5. Unexpected Person

69 6 0
                                    

"Can I call you mine?
And you said, "I never regretted the day that I called you mine"

***

RANE menghela napasnya untuk yang kesekian kalinya. Cowok itu sudah merasa sangat jenuh sedari tadi. Inilah salah satu hal yang paling ia benci; menemani perempuan belanja. Tadinya ia dan Ranisa memang sempat ke Gramedia untuk membeli keperluan tugas Adiknya itu, namun entah bagaimana ceritanya, saat ini Rane malah terjebak di salah satu store yang menjual berbagai macam aksesoris wanita dan pria. Sial! Mengapa Ranisa malah menyeretnya ke sini?

"Bang Rane, sini dong! Ngapain, sih, berdiri di situ?" Ranisa melambaikan tangannya, meminta Rane untuk mendekat, pasalnya cowok itu sudah seperti satpam karena berdiri tepat di dekat pintu masuk store tersebut.

Rane berdecak kesal dan dengan malas berjalan ke arah Adiknya itu. Rasanya ingin sekali ia menarik tangan Ranisa dan menyeretnya pulang ke rumah, tak peduli jika gadis itu akan merengek-rengek dan mengadu ke Anila karena diperlakukan layaknya anjing peliharaan oleh Abangnya sendiri.

"Abang kenapa mukanya kusut begitu, sih?" tanyanya tanpa rasa bersalah.

"Pikir aja sendiri!" sarkas Rane yang sudah merasa sangat kesal.

Ranisa mendengus kecil. Gadis itu tahu jika Abangnya ini pasti sudah sangat kesal karena jatah hari liburnya dipakai untuk menemaninya ke mall.

"Bang Rane jangan cemberut gitu dong mukanya. Nanti gantengnya ilang lho," ucapnya mencoba membujuk cowok itu.

"Cepet kelarin urusan lo kalo nggak mau gue tinggal," ancam Rane dengan kejamnya. Cowok itu menahan diri agar tak memaki Adiknya di tempat umum ini.

Ranisa berdecak pelan, sepertinya hari ini ia tak bisa bebas berkeliling mall lagi karena Rane sudah mulai mengeluarkan tanduknya dilihat dari seberapa kesal wajah Abangnya itu. Andai saja Killa, sahabatnya itu tak ada acara keluarga hari ini, pasti ia tak perlu repot-repot memaksa Rane agar mau menemaninya.

"Iya-iya, bentar lagi selesai kok. Tinggal bayar ini doang," ucapnya dengan nada tidak rela.

Rane tak menjawab lagi, cowok itu malah melengos pergi entah kemana. Ranisa hanya mengedikkan bahunya cuek, paling Abangnya itu hanya berkeliling saja untuk mengusir rasa bosan karena sudah terjebak selama lebih dari 30 menit di tempat ini.

Rane berjalan menjauh dari tempat Ranisa. Cowok itu memutuskan untuk mengelilingi store aksesoris itu untuk mengusir rasa jenuhnya. Sungguh, seandainya Ranisa itu bukan Adiknya, ia pasti sudah meninggalkan gadis itu sendirian di sini tanpa rasa bersalah.

"Rane?" Suara feminin itu mengalihkan atensi Rane dari deretan rak berisi gelang tangan pria. Ia menoleh ke arah sumber suara dan menemukan seorang gadis yang dikenalnya.

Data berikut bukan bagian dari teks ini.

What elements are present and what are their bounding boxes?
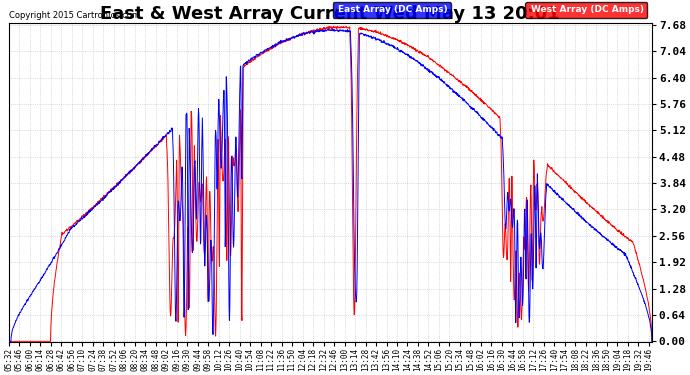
Text: Copyright 2015 Cartronics.com: Copyright 2015 Cartronics.com (9, 10, 139, 20)
Title: East & West Array Current Wed May 13 20:01: East & West Array Current Wed May 13 20:… (101, 4, 560, 22)
Legend: West Array (DC Amps): West Array (DC Amps) (525, 2, 647, 18)
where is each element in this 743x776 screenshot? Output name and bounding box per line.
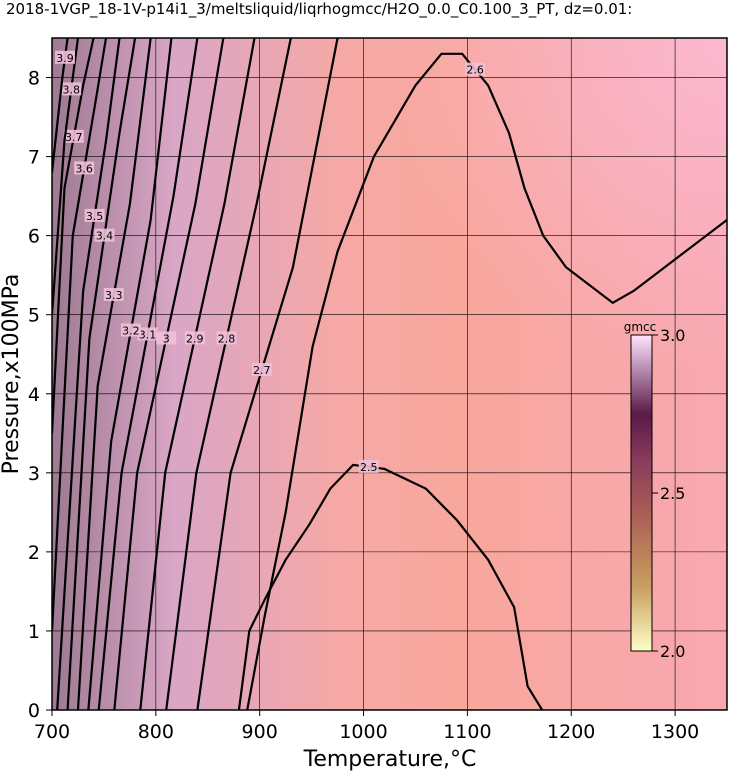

Rane tak menjawab sapaan itu, ia hanya menaikkan sebelah alisnya. Sejujurnya ia sedikit tidak nyaman dengan kehadiran gadis yang saat ini sudah berdiri di depannya. Entahlah, meskipun gadis itu tergolong gadis baik-baik, namun ia justru merasa harus menghindari gadis ini.

"Kamu di sini juga, Rane? Sama siapa?" tanya Anggisa.

"Ranisa," jawabnya singkat dan kembali mengalihkan atensinya pada rak di depannya.

Anggisa mengangguk paham, namun setelahnya ia bingung ingin bertanya apalagi. Tentu saja ia tak ingin melewatkan kesempatan untuk berdua dengan Rane, meskipun hal ini tak disengaja.